The idea behind the proof is the associativity pentagon, which states that the five different ways of parenthesizing an expression of length four form a cyclic pentagon, with each expression related to exactly two others via a single application of the associativity law. In order to move along one edge of the pentagon, we instead move along the path comprising the remaining four edges, and use the fact that each step there is allowed because one of ${\displaystyle a_{1}}$ and ${\displaystyle a_{2}}$ is the left term in each of the applications of the law.

Proof of (1)

Given: A magma ${\displaystyle (S,*)}$, two left-associative elements (i.e., left nuclear) ${\displaystyle a_{1},a_{2}\in S}$

To prove: ${\displaystyle a_{1}*a_{2}}$ is left-associative (i.e., left nuclear)

Proof: We need to show that, for any ${\displaystyle b,c\in S}$, we have:

${\displaystyle ((a_{1}*a_{2})*b)*c=(a_{1}*a_{2})*(b*c)}$

Let's do this. Start with the left side and proceed as follows:

${\displaystyle ((a_{1}*a_{2})*b)*c=(a_{1}*(a_{2}*b))*c=a_{1}*((a_{2}*b)*c)=a_{1}*(a_{2}*(b*c))=(a_{1}*a_{2})*(b*c)}$

In three of the steps, we use the fact that ${\displaystyle a_{1}}$ is left-associative, and in one of the steps, we use the fact that ${\displaystyle a_{2}}$ is left-associative.

Here is a diagrammatic depiction of the proof:

Proof of (2)

Given: A magma ${\displaystyle (S,*)}$ with left neutral element ${\displaystyle e}$.

To prove: ${\displaystyle e}$ is in the submagma of left-associative elements and is left neutral for the submagma.

Proof: For any ${\displaystyle b,c\in S}$, ${\displaystyle e*(b*c)=b*c=(e*b)*c}$, so ${\displaystyle e}$ is left-associative.

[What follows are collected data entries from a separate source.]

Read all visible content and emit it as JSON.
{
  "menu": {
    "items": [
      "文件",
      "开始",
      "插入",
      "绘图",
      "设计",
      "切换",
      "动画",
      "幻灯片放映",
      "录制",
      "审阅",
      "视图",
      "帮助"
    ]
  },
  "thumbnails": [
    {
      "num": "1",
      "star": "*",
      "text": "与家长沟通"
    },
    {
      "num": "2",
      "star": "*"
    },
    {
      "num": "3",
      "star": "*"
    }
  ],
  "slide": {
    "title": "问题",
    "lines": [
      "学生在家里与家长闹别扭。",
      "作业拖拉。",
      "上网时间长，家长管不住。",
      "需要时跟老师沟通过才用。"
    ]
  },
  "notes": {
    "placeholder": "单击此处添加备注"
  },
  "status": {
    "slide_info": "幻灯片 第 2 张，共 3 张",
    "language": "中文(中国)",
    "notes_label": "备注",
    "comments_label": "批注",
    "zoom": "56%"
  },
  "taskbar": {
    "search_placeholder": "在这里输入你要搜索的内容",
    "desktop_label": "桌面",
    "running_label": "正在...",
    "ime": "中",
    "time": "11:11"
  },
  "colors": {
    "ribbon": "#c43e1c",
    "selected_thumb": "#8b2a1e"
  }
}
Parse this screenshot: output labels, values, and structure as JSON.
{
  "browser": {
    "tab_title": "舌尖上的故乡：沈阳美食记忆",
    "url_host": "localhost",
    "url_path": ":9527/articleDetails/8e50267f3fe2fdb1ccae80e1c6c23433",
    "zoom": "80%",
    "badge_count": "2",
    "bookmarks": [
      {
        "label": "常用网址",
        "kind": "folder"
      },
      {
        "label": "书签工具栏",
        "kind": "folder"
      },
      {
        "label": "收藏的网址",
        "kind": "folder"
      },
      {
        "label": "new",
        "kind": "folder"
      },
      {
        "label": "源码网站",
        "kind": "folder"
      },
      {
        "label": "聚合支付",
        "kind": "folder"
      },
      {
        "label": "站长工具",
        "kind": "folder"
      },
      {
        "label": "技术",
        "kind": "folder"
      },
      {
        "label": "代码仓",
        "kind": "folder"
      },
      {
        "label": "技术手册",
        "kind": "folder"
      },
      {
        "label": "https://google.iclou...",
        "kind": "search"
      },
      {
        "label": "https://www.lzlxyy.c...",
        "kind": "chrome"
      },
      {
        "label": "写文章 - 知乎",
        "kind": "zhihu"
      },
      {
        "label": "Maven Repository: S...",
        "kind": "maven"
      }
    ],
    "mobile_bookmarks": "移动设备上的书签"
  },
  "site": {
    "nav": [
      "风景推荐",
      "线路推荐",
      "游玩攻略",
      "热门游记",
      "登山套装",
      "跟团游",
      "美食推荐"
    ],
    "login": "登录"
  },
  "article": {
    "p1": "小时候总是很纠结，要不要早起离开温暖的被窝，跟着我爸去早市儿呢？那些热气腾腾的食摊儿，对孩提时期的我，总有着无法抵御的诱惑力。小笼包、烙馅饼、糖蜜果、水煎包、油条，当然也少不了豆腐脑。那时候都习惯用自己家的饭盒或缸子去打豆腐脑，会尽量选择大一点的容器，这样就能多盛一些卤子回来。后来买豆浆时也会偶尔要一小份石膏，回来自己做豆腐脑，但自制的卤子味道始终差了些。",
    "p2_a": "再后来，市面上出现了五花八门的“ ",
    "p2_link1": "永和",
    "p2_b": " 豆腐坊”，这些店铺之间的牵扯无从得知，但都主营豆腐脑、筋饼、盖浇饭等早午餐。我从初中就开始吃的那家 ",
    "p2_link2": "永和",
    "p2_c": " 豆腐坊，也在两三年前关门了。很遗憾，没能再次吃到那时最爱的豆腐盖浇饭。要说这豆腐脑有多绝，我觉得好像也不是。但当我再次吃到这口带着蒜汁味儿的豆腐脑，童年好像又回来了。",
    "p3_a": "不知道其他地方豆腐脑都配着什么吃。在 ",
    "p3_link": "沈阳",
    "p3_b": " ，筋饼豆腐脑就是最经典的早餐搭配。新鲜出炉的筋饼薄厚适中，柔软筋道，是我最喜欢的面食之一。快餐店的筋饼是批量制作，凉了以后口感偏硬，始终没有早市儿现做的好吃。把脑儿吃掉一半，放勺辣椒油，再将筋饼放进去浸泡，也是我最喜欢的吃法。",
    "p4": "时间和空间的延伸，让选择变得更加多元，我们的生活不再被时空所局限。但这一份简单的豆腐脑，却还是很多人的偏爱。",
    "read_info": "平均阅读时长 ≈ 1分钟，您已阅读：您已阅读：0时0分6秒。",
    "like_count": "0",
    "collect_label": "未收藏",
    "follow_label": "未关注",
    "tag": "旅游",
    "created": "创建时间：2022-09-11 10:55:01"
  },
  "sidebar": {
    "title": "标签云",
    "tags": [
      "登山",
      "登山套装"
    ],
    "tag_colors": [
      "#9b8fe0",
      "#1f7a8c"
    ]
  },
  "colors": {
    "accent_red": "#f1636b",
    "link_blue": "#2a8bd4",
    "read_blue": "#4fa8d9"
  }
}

Since ${\displaystyle e*b=b}$ for all ${\displaystyle b\in S}$, ${\displaystyle e*b=b}$ for all left-associative elements in particular.

Proof of (3)

Given: A magma ${\displaystyle (S,*)}$ with left nil ${\displaystyle n}$.

To prove: ${\displaystyle n}$ is in the submagma of left-associative elements and is a left nil for that submagma.

Proof: For any ${\displaystyle b,c\in S}$, ${\displaystyle n*(b*c)=n=n*c=(n*b)*c}$, so ${\displaystyle n}$ is left-associative. Since ${\displaystyle n*b=n}$ for all ${\displaystyle b\in S}$, ${\displaystyle n*b=n}$ for all left-associative elements in particular.